In Russia, many journalists were also arrested after the arrest of opposition leader Alexey Navalny. My longtime general secretary, Slovak TV-journalist Tibor Macak, used his contact with the man who saved Navalny’s last summer, Jaka Bizilj, the founder of the Cinema for Peace-initiative. Bizilj organized the flight to Berlin after Navalny was poisoned in Siberia with a chemical agent. Bizilj wrote a comment for AEJ asking for tough EU sanctions against Russia and a stop to the construction of the Nord Stream II gas pipeline.
In other EU countries – not only in Hungary and Poland – media freedom is often being put into question. In France, video recordings of security officers during police operations have been banned. An interior minister found nothing wrong with rummaging through journalists’ laptops in Germany. In Austria, tabloids received the bulk of the national COVID-subsidies, but quality-papers got smaller amounts.

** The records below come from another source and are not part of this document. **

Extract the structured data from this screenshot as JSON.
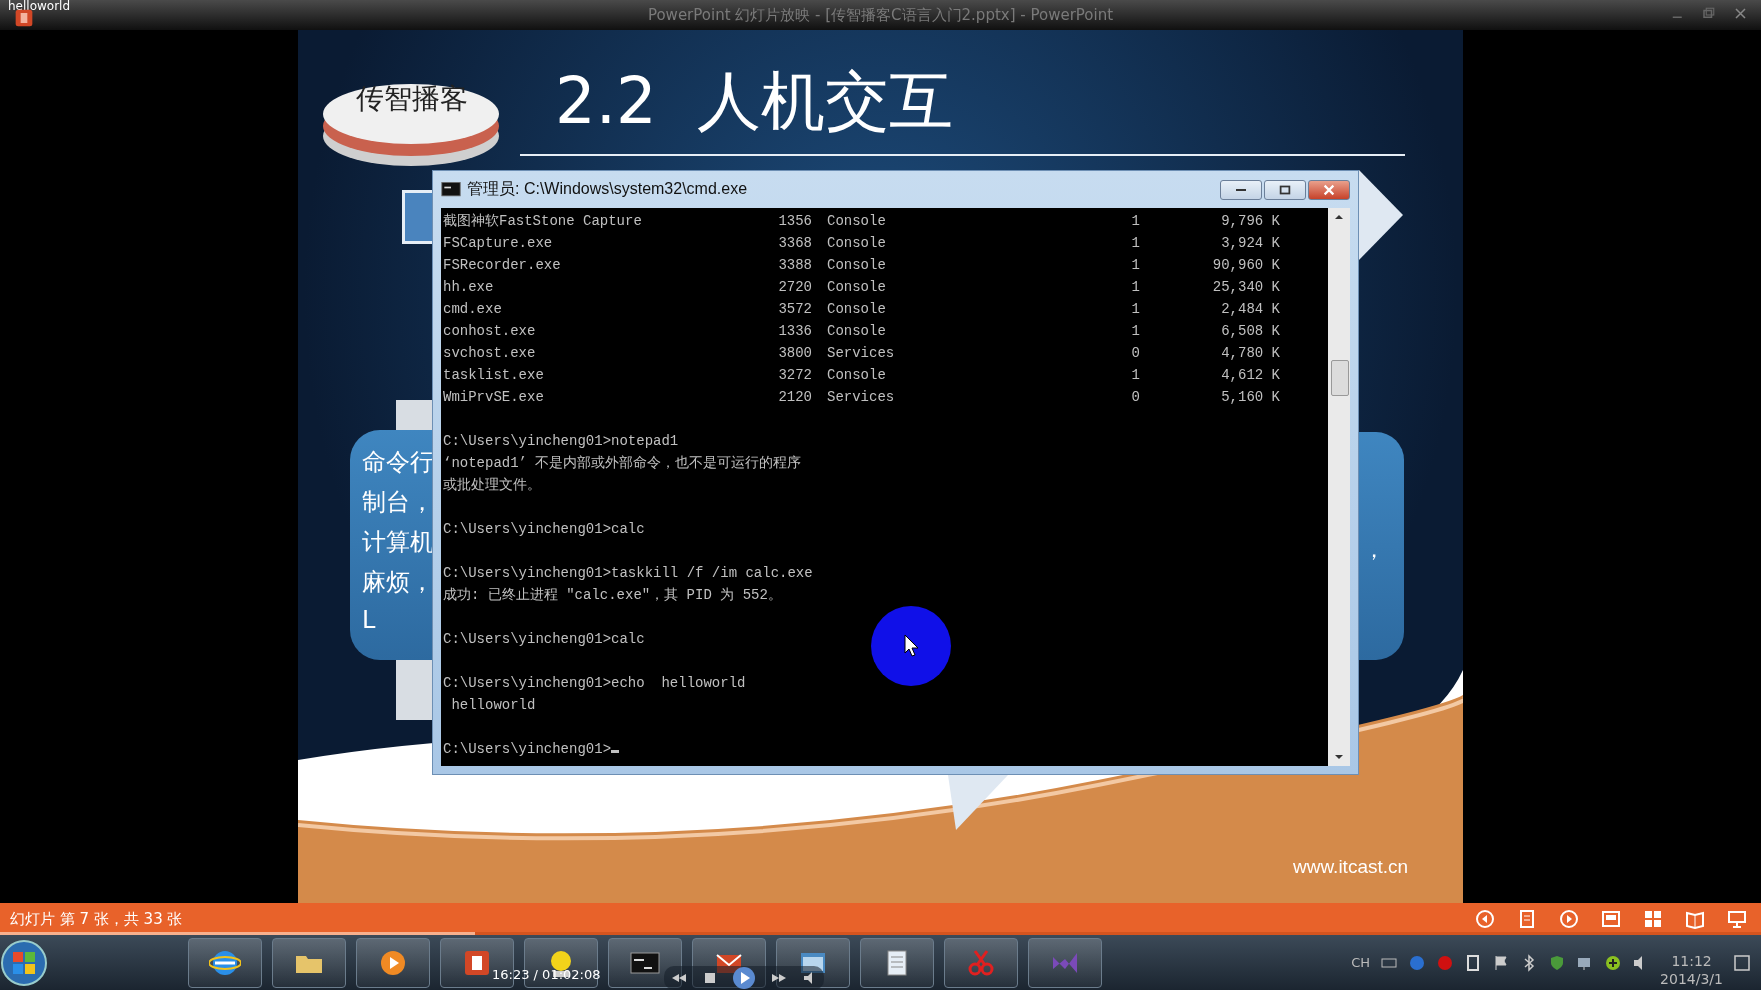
{
  "top_bar": {
    "corner_text": "helloworld",
    "title": "PowerPoint 幻灯片放映 - [传智播客C语言入门2.pptx] - PowerPoint"
  },
  "slide": {
    "logo_text": "传智播客",
    "title": "2.2  人机交互",
    "left_callout_lines": [
      "命令行",
      "制台，",
      "计算机",
      "麻烦，",
      "L"
    ],
    "right_callout_text": "，",
    "footer_url": "www.itcast.cn"
  },
  "cmd_window": {
    "title": "管理员: C:\\Windows\\system32\\cmd.exe",
    "processes": [
      {
        "name": "截图神软FastStone Capture",
        "pid": "1356",
        "session": "Console",
        "session_no": "1",
        "memory": "9,796 K"
      },
      {
        "name": "FSCapture.exe",
        "pid": "3368",
        "session": "Console",
        "session_no": "1",
        "memory": "3,924 K"
      },
      {
        "name": "FSRecorder.exe",
        "pid": "3388",
        "session": "Console",
        "session_no": "1",
        "memory": "90,960 K"
      },
      {
        "name": "hh.exe",
        "pid": "2720",
        "session": "Console",
        "session_no": "1",
        "memory": "25,340 K"
      },
      {
        "name": "cmd.exe",
        "pid": "3572",
        "session": "Console",
        "session_no": "1",
        "memory": "2,484 K"
      },
      {
        "name": "conhost.exe",
        "pid": "1336",
        "session": "Console",
        "session_no": "1",
        "memory": "6,508 K"
      },
      {
        "name": "svchost.exe",
        "pid": "3800",
        "session": "Services",
        "session_no": "0",
        "memory": "4,780 K"
      },
      {
        "name": "tasklist.exe",
        "pid": "3272",
        "session": "Console",
        "session_no": "1",
        "memory": "4,612 K"
      },
      {
        "name": "WmiPrvSE.exe",
        "pid": "2120",
        "session": "Services",
        "session_no": "0",
        "memory": "5,160 K"
      }
    ],
    "blocks": [
      [
        "C:\\Users\\yincheng01>notepad1",
        "‘notepad1’ 不是内部或外部命令，也不是可运行的程序",
        "或批处理文件。"
      ],
      [
        "C:\\Users\\yincheng01>calc"
      ],
      [
        "C:\\Users\\yincheng01>taskkill /f /im calc.exe",
        "成功: 已终止进程 \"calc.exe\"，其 PID 为 552。"
      ],
      [
        "C:\\Users\\yincheng01>calc"
      ],
      [
        "C:\\Users\\yincheng01>echo  helloworld",
        " helloworld"
      ],
      [
        "C:\\Users\\yincheng01>"
      ]
    ]
  },
  "status_bar": {
    "text": "幻灯片 第 7 张，共 33 张",
    "level": 0.27
  },
  "taskbar": {
    "media_time": "16:23 / 01:02:08",
    "language": "CH",
    "clock_time": "11:12",
    "clock_date": "2014/3/1"
  }
}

One of the most impressive experiences I had as AEJ’s leader was my participation in a fact-finding mission to Turkey by several international media organizations in 2017. We visited the last independent editorial offices, including the daily newspaper Cumhuriyet, where several colleagues had ended up in prison, most of them on trumped-up charges of supporting a terrorist organisation. Where usually popular columns could be read, only an empty column with the photo of the respective prisoner appeared. Our Turkish colleagues asked us to report on the sad media situation in Turkey once we returned back home.
AEJ’s Media Freedom Representative, William Horsley, helped set up the “Platform for Persecuted Journalists” at the Council of Europe in Strasbourg. We often reported on cases of attacks or harassment against journalists there. Later, the governments of the respective members of the EU had to take a stand. Unfortunately, this act of naming and shaming often proved ineffective. I have therefore redirected the focus to the EU institutions. They have become increasingly important for the defense of media freedom in Europe through new targeted European regulations.
The worst incidents that have occurred during my tenure are the murders of two investigative reporters – Daphne Galicia Caruana, who was killed by a car bomb in Malta in 2017; and Slovak journalist Jan Kuciak, who was shot dead in cold blood in his home, together with his fiancée, in 2018. In each case, those behind the killings, in both politics and business, have still not been brought to justice.
At the last AEJ congress in Paris, before the pandemic in December 2019, Caruana Galizia’s son Matthew emotionally reported on his mother’s lack of public support just before her tragic death. She had 46 defamation lawsuits pending, so-called SLAPP lawsuits (Strategic lawsuits against public participation).
In a Zoom interview with AEJ members, EU Commission Vice-President Vera Jourova, responsible for European fundamental values and transparency, announced an EU directive against such SLAPP proceedings for this year. At the same time, Jourova also wants to fight foreign influence on European election campaigns, especially from troll factories in Russia and China.
The so-called “microtargeting” of certain groups of voters by social media – as carried out by Cambridge Analytica without any consequences in the UK and the US – is also to be prohibited. Social media must respect a code of conduct and delete calls for violence and terrorism within a few hours. The EU Commission plan is to finance courses to train journalists and schoolchildren to take more effective actions against fake news and disinformation.
The fact that the EU Commission is now more serious about defending media freedom and a plurality of opinion is a signal that gives hope at the end of my term.